La rinuncia di Candido
29 maggio 2009Lettera alla signora Democrazia
di Andrea Marzi per Città in comune
Gentile Signora Democrazia,
Le scrivo per informarla di un caso (anzi, più di uno) che mi ha dato
tristezza e che sicuramente susciterà il Suo interesse.
Candido è giovane, più di trent’anni, molto meno di quaranta, una delle persone più in gamba che conosca.
Nella realtà non si chiama così e la storia che vi voglio raccontare è anche la spiegazione del perché non posso chiamarlo col suo vero nome.
Conosco Candido da molti anni, è una di quelle persone a cui affideresti le tue cose più preziose sentendoti tranquillo. Ha a cuore il buono, il bello e il giusto delle cose, e quel talento che il destino spruzza a caso sulle culle, anche in questa terra che prima genera e poi soffoca.
Quando Silvia mi ha detto che Candido aveva accettato di candidarsi con “Città in comune” ho avuto un piacere grande. Perfetto, ho pensato, una faccia pulita addosso a una persona di quel valore.
Parlando con lui della sua voglia di mettersi in gioco l’ho trovato molto motivato e maturo sia sui temi politici locali che su quelli civili e del bene comune. E’ molto critico e arrabbiato verso l’immobilismo politico e culturale pesarese cresciuto a dismisura nella cappa affaristico-clientelare delle ultime giunte.
Ma… se il racconto va avanti è perché c’è un “purtroppo”.
Due settimane prima della chiusura dele liste Candido mi ha chiamato al telefono per dirmi con imbarazzo che doveva rinunciare a candidarsi.
Perché?
Perché Candido è un professionista che vive del proprio lavoro e i familiari, insieme ai colleghi-amici più esperti gli hanno suggerito di considerare che una candidatura “fuori dal partito” che gestisce il potere locale potrebbe nuocere gravemente alla possibilità di continuare a lavorare a Pesaro. Questo è il clima e lo stato della democrazia in questa città.

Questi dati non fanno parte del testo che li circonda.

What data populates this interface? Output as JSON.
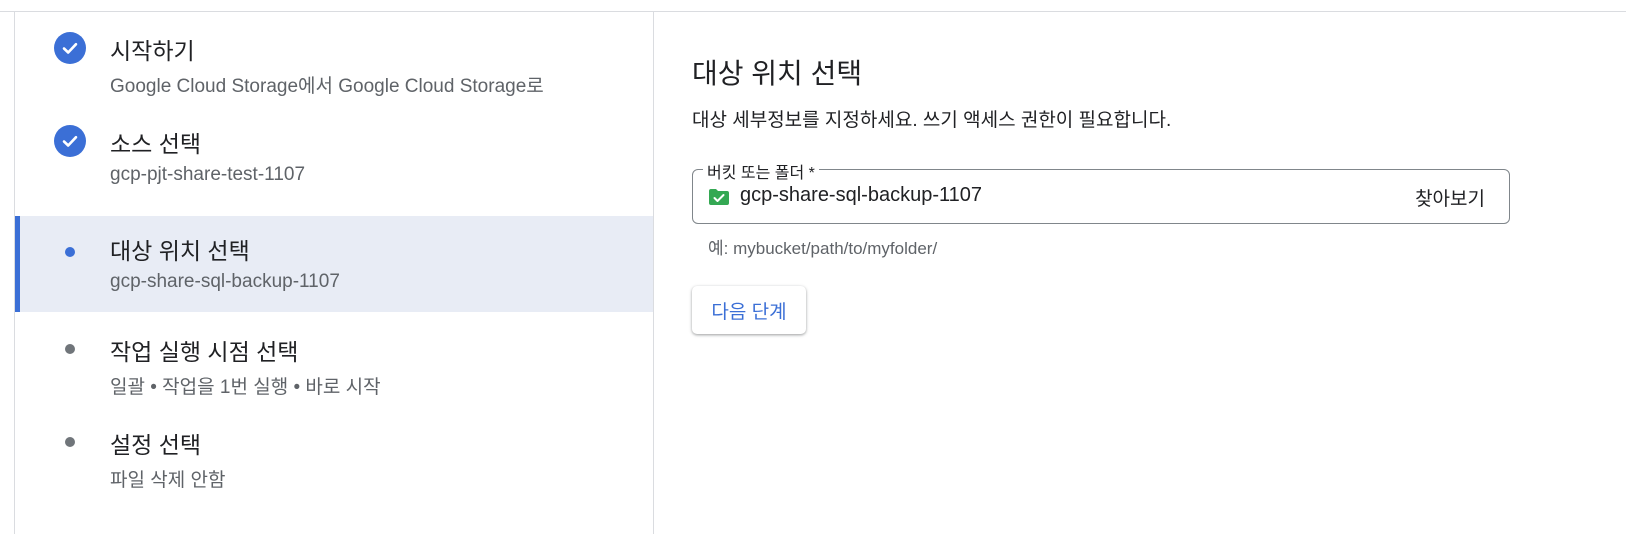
{
  "stepper": {
    "steps": [
      {
        "title": "시작하기",
        "subtitle": "Google Cloud Storage에서 Google Cloud Storage로",
        "status": "complete",
        "icon": "check-circle-icon"
      },
      {
        "title": "소스 선택",
        "subtitle": "gcp-pjt-share-test-1107",
        "status": "complete",
        "icon": "check-circle-icon"
      },
      {
        "title": "대상 위치 선택",
        "subtitle": "gcp-share-sql-backup-1107",
        "status": "current",
        "icon": "dot-icon"
      },
      {
        "title": "작업 실행 시점 선택",
        "subtitle": "일괄 • 작업을 1번 실행 • 바로 시작",
        "status": "pending",
        "icon": "dot-icon"
      },
      {
        "title": "설정 선택",
        "subtitle": "파일 삭제 안함",
        "status": "pending",
        "icon": "dot-icon"
      }
    ]
  },
  "main": {
    "title": "대상 위치 선택",
    "description": "대상 세부정보를 지정하세요. 쓰기 액세스 권한이 필요합니다.",
    "field": {
      "label": "버킷 또는 폴더 *",
      "value": "gcp-share-sql-backup-1107",
      "icon": "bucket-check-icon",
      "browse_label": "찾아보기",
      "hint": "예: mybucket/path/to/myfolder/"
    },
    "next_button": "다음 단계"
  },
  "colors": {
    "accent": "#3b6fd6",
    "active_bg": "#e8ecf5",
    "bucket_green": "#34a853"
  }
}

Ho detto a Candido che capisco il suo tormento e apprezzo il suo dispiacere, si capisce che non si tratta solo di una mancata candidatura ma di una dolorosa rinuncia a un pezzo di sè.
Gli ho detto che non mi sento assolutamente di biasimarlo (e non è un modo di dire).
Del resto lui è l’ultimo di una lunga serie e questo racconto è scritto per ringraziare tutti quelli come lui – purtroppo di casi simili ce ne sono stati altri – e invitarli a raddoppiare il loro impegno in questa campagna elettorale in favore di coloro che saranno presenti in lista e meritano gratitudine e sostegno. Mi riferisco con ciò ai Candido più spregiudicati e coraggiosi che hanno gettato il cuore oltre l’ostacolo e non si sono lasciati intimidire, presentandosi alle urne.
Abbiamo chiuso la telefonata con un velo di tristezza del quale entrambi non ci libereremo facilmente.
Grazie lo stesso Candido,
a presto.
Viene spontaneo farLe gli auguri di ogni bene e lunga vita,
Signora Democrazia, il cammino non sarà una passeggiata.